Google's recent Gmail restoration from offline tape was also brought up. This was a logical problem, where turning to offline tape that was not subject to the logical data protection problem became the solution. This illustrates an important point in data protection; that it is better to be able to restore the data, even if it takes awhile, than not to be able to restore it at all.

But how the disk-tape balance will work out for backup is not what has today's tape vendors excited. No, that excitement focuses mainly on archiving.

Archiving is the process of moving fixed content data off of active production systems. Note that the archived copy is a valid working production copy of the data. It is not a data protection copy.

Now, archiving tends to bifurcate into active archiving and deep archiving. An active archive is where the data is easily accessible online (in the sense that an end user can read it and use it for business purposes). A deep archive is usually offline where a system administrator has to retrieve the information.
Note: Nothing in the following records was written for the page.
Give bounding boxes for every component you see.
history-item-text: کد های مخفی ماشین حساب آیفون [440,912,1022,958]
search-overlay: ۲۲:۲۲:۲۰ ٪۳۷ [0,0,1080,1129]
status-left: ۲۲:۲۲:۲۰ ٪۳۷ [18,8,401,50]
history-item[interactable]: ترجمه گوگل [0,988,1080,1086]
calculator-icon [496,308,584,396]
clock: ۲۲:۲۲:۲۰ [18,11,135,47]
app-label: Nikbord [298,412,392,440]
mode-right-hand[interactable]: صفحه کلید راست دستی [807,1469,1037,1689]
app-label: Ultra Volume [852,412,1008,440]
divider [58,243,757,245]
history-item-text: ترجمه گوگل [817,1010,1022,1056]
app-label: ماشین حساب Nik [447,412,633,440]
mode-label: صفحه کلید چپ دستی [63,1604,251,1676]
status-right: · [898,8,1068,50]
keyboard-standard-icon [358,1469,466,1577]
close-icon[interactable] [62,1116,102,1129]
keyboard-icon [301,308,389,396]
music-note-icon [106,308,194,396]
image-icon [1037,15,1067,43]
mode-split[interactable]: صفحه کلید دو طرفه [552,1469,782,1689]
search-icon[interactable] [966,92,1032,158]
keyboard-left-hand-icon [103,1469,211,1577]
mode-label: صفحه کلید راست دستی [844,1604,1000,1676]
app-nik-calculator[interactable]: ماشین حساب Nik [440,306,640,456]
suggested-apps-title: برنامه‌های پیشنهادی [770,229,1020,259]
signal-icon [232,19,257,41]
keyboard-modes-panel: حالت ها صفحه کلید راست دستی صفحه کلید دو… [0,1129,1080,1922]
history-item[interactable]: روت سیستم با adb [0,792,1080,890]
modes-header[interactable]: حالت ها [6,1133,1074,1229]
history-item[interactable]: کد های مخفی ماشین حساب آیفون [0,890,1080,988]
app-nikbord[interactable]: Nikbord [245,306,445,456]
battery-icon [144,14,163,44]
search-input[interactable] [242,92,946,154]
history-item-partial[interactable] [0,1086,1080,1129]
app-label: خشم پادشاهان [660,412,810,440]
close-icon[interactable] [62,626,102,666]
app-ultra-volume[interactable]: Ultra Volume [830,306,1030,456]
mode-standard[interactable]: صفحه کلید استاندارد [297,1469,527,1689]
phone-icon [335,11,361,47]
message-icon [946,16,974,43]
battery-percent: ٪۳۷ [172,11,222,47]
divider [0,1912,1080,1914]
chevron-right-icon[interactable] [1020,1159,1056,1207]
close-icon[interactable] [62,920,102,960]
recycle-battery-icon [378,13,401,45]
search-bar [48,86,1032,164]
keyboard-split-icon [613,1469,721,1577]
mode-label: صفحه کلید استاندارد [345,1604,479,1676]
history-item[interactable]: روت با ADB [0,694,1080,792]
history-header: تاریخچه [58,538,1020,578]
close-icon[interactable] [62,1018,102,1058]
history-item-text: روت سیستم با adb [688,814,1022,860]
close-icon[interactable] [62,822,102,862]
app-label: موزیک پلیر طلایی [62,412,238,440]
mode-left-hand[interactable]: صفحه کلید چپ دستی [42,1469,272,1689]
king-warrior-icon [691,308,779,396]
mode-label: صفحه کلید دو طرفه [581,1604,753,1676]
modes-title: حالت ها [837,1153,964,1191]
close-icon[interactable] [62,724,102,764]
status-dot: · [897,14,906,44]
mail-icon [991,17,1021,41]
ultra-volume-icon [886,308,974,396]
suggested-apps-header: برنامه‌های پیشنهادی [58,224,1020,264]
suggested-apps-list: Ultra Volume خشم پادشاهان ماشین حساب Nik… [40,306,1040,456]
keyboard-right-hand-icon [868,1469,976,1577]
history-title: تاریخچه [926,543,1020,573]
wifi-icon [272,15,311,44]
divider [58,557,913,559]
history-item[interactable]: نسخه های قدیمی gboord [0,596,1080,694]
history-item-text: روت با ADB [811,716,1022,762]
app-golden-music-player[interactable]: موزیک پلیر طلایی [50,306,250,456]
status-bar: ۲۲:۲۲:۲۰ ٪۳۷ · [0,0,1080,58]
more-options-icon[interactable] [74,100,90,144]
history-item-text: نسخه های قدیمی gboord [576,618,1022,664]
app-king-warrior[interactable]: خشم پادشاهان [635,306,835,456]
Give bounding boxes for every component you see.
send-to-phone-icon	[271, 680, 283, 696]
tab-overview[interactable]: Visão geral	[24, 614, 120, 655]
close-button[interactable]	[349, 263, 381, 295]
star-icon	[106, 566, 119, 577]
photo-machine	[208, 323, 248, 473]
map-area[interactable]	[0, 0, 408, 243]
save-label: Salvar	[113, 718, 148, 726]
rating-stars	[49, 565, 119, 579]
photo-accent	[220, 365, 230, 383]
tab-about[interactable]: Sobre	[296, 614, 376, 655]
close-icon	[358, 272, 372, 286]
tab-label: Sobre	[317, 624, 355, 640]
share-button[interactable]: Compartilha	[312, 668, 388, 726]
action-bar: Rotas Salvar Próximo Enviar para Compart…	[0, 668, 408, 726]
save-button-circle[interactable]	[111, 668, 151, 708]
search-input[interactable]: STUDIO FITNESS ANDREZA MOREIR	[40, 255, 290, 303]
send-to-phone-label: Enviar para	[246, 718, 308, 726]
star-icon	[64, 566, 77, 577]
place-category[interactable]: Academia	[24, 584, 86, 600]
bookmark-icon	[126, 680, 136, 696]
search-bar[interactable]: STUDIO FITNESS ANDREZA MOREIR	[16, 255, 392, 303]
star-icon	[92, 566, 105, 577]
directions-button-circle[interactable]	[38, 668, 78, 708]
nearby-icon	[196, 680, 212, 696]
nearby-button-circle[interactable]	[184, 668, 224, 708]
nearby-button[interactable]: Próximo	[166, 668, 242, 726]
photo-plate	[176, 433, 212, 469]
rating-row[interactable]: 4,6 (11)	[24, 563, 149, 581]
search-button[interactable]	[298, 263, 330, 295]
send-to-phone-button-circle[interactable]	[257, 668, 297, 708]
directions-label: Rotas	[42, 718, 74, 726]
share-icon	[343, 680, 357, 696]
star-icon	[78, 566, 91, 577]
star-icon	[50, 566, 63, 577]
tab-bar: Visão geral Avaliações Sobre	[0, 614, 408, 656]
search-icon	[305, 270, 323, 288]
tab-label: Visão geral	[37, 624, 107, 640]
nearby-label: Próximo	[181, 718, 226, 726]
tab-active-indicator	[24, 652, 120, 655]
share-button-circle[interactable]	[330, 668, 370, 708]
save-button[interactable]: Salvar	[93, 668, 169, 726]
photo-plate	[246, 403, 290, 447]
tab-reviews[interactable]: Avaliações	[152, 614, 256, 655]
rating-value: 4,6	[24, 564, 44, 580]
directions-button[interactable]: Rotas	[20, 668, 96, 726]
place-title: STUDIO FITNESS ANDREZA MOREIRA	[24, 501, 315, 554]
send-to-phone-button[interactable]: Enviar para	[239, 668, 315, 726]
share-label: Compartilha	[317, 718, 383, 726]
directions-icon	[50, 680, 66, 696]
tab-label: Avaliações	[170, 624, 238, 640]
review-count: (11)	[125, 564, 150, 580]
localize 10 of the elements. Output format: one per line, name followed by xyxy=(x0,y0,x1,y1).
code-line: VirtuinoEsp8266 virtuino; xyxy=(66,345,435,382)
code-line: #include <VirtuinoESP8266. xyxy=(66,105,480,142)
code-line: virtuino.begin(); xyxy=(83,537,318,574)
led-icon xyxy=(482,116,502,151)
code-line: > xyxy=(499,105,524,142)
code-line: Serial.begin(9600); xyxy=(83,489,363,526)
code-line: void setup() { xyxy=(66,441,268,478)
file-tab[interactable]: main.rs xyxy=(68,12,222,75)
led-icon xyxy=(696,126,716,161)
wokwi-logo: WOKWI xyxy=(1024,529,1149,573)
The first question to ask is how much data could or should be in an archive? The answer is probably almost all of it. A rough estimate used to be that 80% of an archive is fixed content data, but that number is probably small. Much data is fixed immediately upon creation, such as sent or received e-mails or a digital medical image. Consider also that most unstructured data (which constitutes the largest growth area for most companies) is also fixed. An unfinished transaction (structured data) or a word processing document that has not been finished (semi-structured data) are not fixed content, but much data in a database or files in a server are unlikely to change. So the vast majority of most organizations' data could be put in an archive.